Entre os presos estão membros da facção criminosa PCC

Aproximadamente 50 detentos estão sendo transferidos, na manhã desta segunda-feira (3) do Presídio de Segurança Máxima da Capital para o novo Presídio, que fica a 100 metros da Gameleira, na zona rural.

Uma megaoperação foi montada na manhã desta segunda (3), com equipes do Batalhão de Choque, do Bope (Batalhão de Operações Policiais Especiais) para a transferência de cerca de 50 presos, entre eles possíveis membros do PCC (Primeiro Comando da Capital). A lista com o nome dos presos transferidos não foi divulgada.

Foram usadas na transferência dos presos sete vans. O trânsito no anel viário chegou a ser interditado para a operação. Todos os detentos, entre eles estupradores e ameaçados de morte, foram levados com escolta para o novo presídio. O Cope (Comando de Operações Penitenciárias) também participou da operação.

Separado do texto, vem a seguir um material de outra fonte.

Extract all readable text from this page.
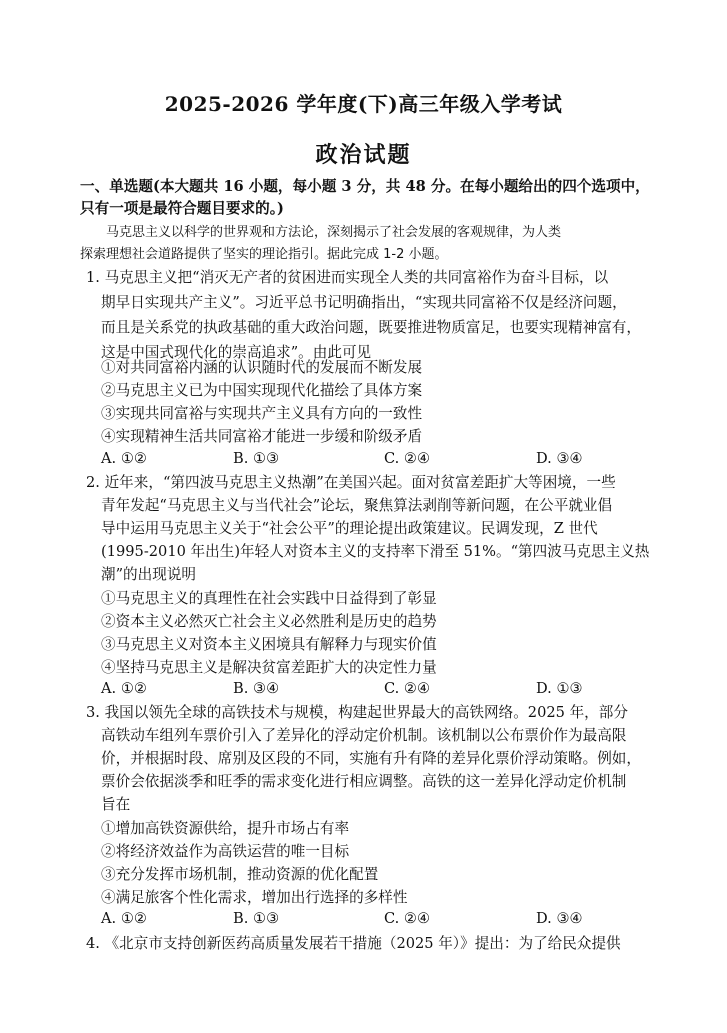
2025-2026 学年度(下)高三年级入学考试
政治试题
一、单选题(本大题共 16 小题，每小题 3 分，共 48 分。在每小题给出的四个选项中，
只有一项是最符合题目要求的。)
马克思主义以科学的世界观和方法论，深刻揭示了社会发展的客观规律，为人类
探索理想社会道路提供了坚实的理论指引。据此完成 1-2 小题。
1. 马克思主义把“消灭无产者的贫困进而实现全人类的共同富裕作为奋斗目标，以
期早日实现共产主义”。习近平总书记明确指出，“实现共同富裕不仅是经济问题，
而且是关系党的执政基础的重大政治问题，既要推进物质富足，也要实现精神富有，
这是中国式现代化的崇高追求”。由此可见
①对共同富裕内涵的认识随时代的发展而不断发展
②马克思主义已为中国实现现代化描绘了具体方案
③实现共同富裕与实现共产主义具有方向的一致性
④实现精神生活共同富裕才能进一步缓和阶级矛盾
A. ①②	B. ①③	C. ②④	D. ③④
2. 近年来，“第四波马克思主义热潮”在美国兴起。面对贫富差距扩大等困境，一些
青年发起“马克思主义与当代社会”论坛，聚焦算法剥削等新问题，在公平就业倡
导中运用马克思主义关于“社会公平”的理论提出政策建议。民调发现，Z 世代
(1995-2010 年出生)年轻人对资本主义的支持率下滑至 51%。“第四波马克思主义热
潮”的出现说明
①马克思主义的真理性在社会实践中日益得到了彰显
②资本主义必然灭亡社会主义必然胜利是历史的趋势
③马克思主义对资本主义困境具有解释力与现实价值
④坚持马克思主义是解决贫富差距扩大的决定性力量
A. ①②	B. ③④	C. ②④	D. ①③
3. 我国以领先全球的高铁技术与规模，构建起世界最大的高铁网络。2025 年，部分
高铁动车组列车票价引入了差异化的浮动定价机制。该机制以公布票价作为最高限
价，并根据时段、席别及区段的不同，实施有升有降的差异化票价浮动策略。例如，
票价会依据淡季和旺季的需求变化进行相应调整。高铁的这一差异化浮动定价机制
旨在
①增加高铁资源供给，提升市场占有率
②将经济效益作为高铁运营的唯一目标
③充分发挥市场机制，推动资源的优化配置
④满足旅客个性化需求，增加出行选择的多样性
A. ①②	B. ①③	C. ②④	D. ③④
4. 《北京市支持创新医药高质量发展若干措施（2025 年）》提出：为了给民众提供
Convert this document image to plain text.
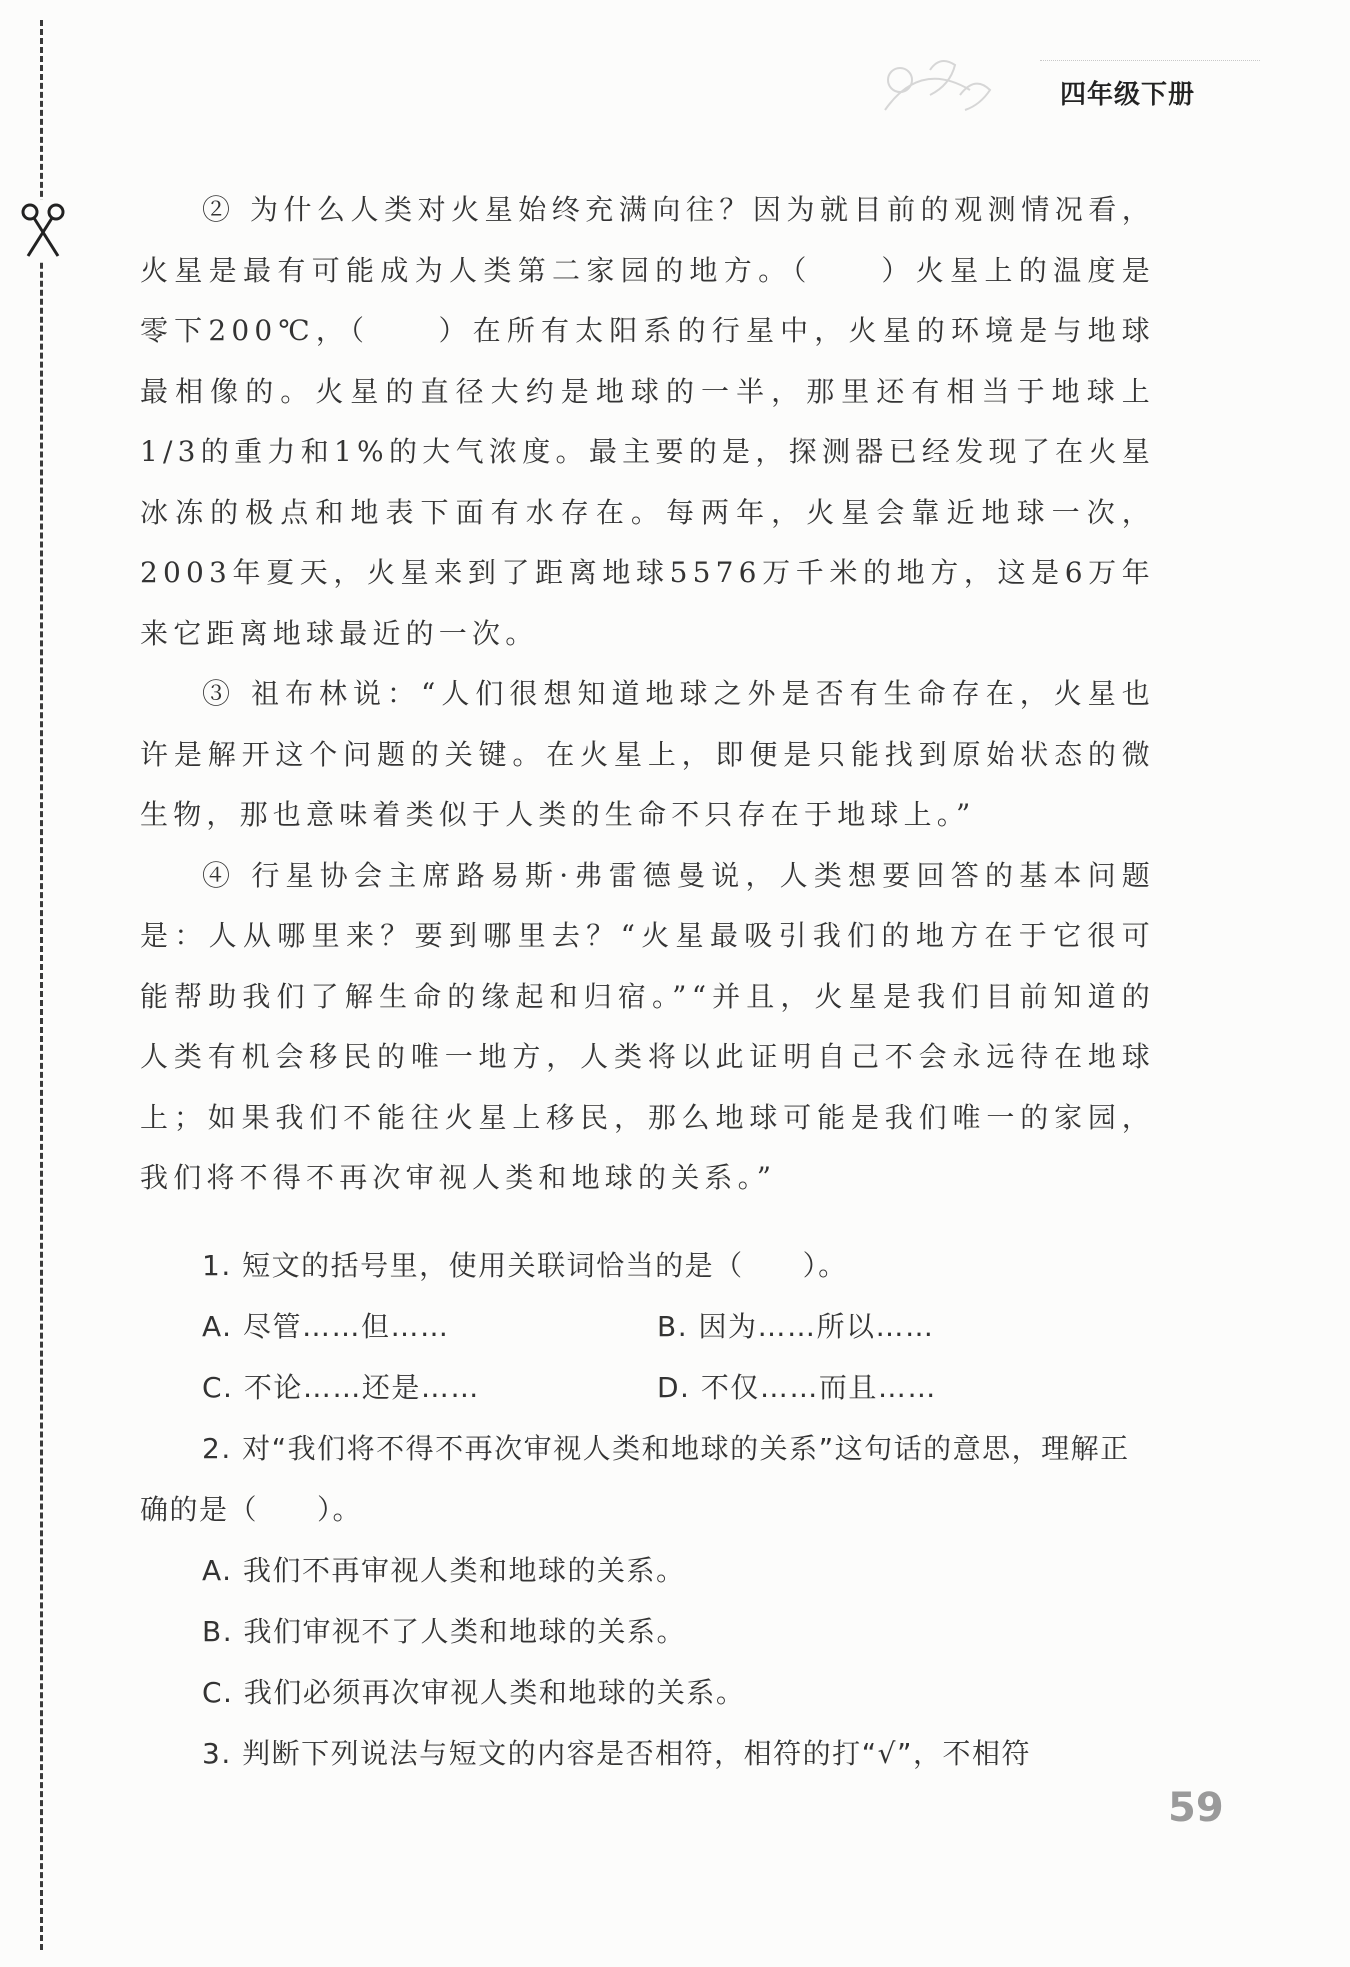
四年级下册

② 为什么人类对火星始终充满向往？因为就目前的观测情况看，火星是最有可能成为人类第二家园的地方。（　　）火星上的温度是零下200℃，（　　）在所有太阳系的行星中，火星的环境是与地球最相像的。火星的直径大约是地球的一半，那里还有相当于地球上1/3的重力和1%的大气浓度。最主要的是，探测器已经发现了在火星冰冻的极点和地表下面有水存在。每两年，火星会靠近地球一次，2003年夏天，火星来到了距离地球5576万千米的地方，这是6万年来它距离地球最近的一次。

③ 祖布林说：“人们很想知道地球之外是否有生命存在，火星也许是解开这个问题的关键。在火星上，即便是只能找到原始状态的微生物，那也意味着类似于人类的生命不只存在于地球上。”

④ 行星协会主席路易斯·弗雷德曼说，人类想要回答的基本问题是：人从哪里来？要到哪里去？“火星最吸引我们的地方在于它很可能帮助我们了解生命的缘起和归宿。”“并且，火星是我们目前知道的人类有机会移民的唯一地方，人类将以此证明自己不会永远待在地球上；如果我们不能往火星上移民，那么地球可能是我们唯一的家园，我们将不得不再次审视人类和地球的关系。”

1. 短文的括号里，使用关联词恰当的是（　　）。

A. 尽管……但……	B. 因为……所以……
C. 不论……还是……	D. 不仅……而且……

2. 对“我们将不得不再次审视人类和地球的关系”这句话的意思，理解正确的是（　　）。

A. 我们不再审视人类和地球的关系。

B. 我们审视不了人类和地球的关系。

C. 我们必须再次审视人类和地球的关系。

3. 判断下列说法与短文的内容是否相符，相符的打“√”，不相符

59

Uma operação desencadeada em Tocantins contra a facção também cumpre mandados dentro da Máxima. A operação foi deflagrada depois da descoberta de plano para executar juízes de Tocantins.

Novo Presídio

O novo presídio foi inaugurado no dia 26 de janeiro deste ano, com uma estrutura de 101 celas construídas com material resistente a escavações dificultando fugas de detentos, o novo presídio de segurança Máxima da Gameleira.

Ao todo, a penitenciária possui 78 celas divididas em três pavilhões; um pavilhão com 11 celas da saúde e 12 celas disciplinares. O investimento foi de e mais de R$18,9 milhões, sendo R$ 14,5 milhões oriundos de recursos federais do Depen (Departamento Penitenciário Nacional) e R$ 4,3 milhões do Estado, a unidade penal conta com uma área total de 18,1 mil m² e mais de 5,7 mil m² de área construída, sendo composta por 101 celas coletivas e de isolamento, salas de aula, setores administrativos e de assistência psicossocial, ala de saúde, áreas de visita, entre outros espaços.

Operação

Ao todo são cumpridos 29 mandados, sendo que Campo Grande é uma das cidades alvos da operação, que teve início após a descoberta de um plano para assassinar juízes de Palmas, no Tocantins.

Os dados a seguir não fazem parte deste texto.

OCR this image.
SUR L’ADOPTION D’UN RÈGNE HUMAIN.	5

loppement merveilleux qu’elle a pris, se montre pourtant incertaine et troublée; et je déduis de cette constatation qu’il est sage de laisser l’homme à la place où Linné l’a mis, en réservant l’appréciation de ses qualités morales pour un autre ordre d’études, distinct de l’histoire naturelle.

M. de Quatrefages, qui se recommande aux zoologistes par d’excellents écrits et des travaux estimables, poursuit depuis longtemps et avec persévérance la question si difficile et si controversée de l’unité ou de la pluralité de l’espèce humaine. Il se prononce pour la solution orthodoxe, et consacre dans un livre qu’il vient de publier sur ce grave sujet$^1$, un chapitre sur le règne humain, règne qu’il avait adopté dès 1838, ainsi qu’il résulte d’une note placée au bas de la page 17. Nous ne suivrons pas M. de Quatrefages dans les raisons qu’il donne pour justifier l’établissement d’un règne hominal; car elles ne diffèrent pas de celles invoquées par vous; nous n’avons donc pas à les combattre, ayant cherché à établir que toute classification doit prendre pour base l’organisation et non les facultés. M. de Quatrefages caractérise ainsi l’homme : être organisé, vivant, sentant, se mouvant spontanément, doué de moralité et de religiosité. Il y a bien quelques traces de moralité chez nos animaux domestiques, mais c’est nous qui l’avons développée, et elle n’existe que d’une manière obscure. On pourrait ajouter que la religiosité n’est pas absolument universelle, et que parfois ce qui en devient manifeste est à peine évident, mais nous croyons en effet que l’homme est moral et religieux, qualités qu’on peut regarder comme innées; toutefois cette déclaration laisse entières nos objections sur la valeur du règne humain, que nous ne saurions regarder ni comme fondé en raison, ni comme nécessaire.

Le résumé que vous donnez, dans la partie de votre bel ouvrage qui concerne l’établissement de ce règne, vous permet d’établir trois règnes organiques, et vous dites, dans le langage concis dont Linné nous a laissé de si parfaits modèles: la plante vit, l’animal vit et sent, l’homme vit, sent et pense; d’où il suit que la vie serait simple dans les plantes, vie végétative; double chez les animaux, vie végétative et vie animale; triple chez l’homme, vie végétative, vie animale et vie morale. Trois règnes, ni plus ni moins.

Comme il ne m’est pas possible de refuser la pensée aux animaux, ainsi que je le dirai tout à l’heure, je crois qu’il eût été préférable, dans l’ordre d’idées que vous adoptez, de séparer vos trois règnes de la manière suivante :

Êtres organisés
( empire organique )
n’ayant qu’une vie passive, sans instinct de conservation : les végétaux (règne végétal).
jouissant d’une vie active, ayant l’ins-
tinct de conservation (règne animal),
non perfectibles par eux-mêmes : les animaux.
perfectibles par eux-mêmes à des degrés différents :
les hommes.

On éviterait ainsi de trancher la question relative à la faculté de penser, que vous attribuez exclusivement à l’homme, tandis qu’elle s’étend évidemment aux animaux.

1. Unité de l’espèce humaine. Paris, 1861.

No dia 16 de janeiro de 2018, foi descoberto uma carta que foi redigida e que depois teria sido transcrita dois dias depois por membros da facção. A carta foi encontrada no Pavilhão B da Casa de Prisão Provisória de Palmas em 18 de janeiro de 2018. “O conteúdo do texto ora profere citações bíblicas com teor distorcido, ora ressalta que o autor precisa sair da unidade prisional a fim de que faça, segundo suas palavras, uma ‘união’ entre as facções”, explicou o delegado Eduardo Menezes ao site Portal Benício. No texto existe uma ameaça a um juiz de Palmas.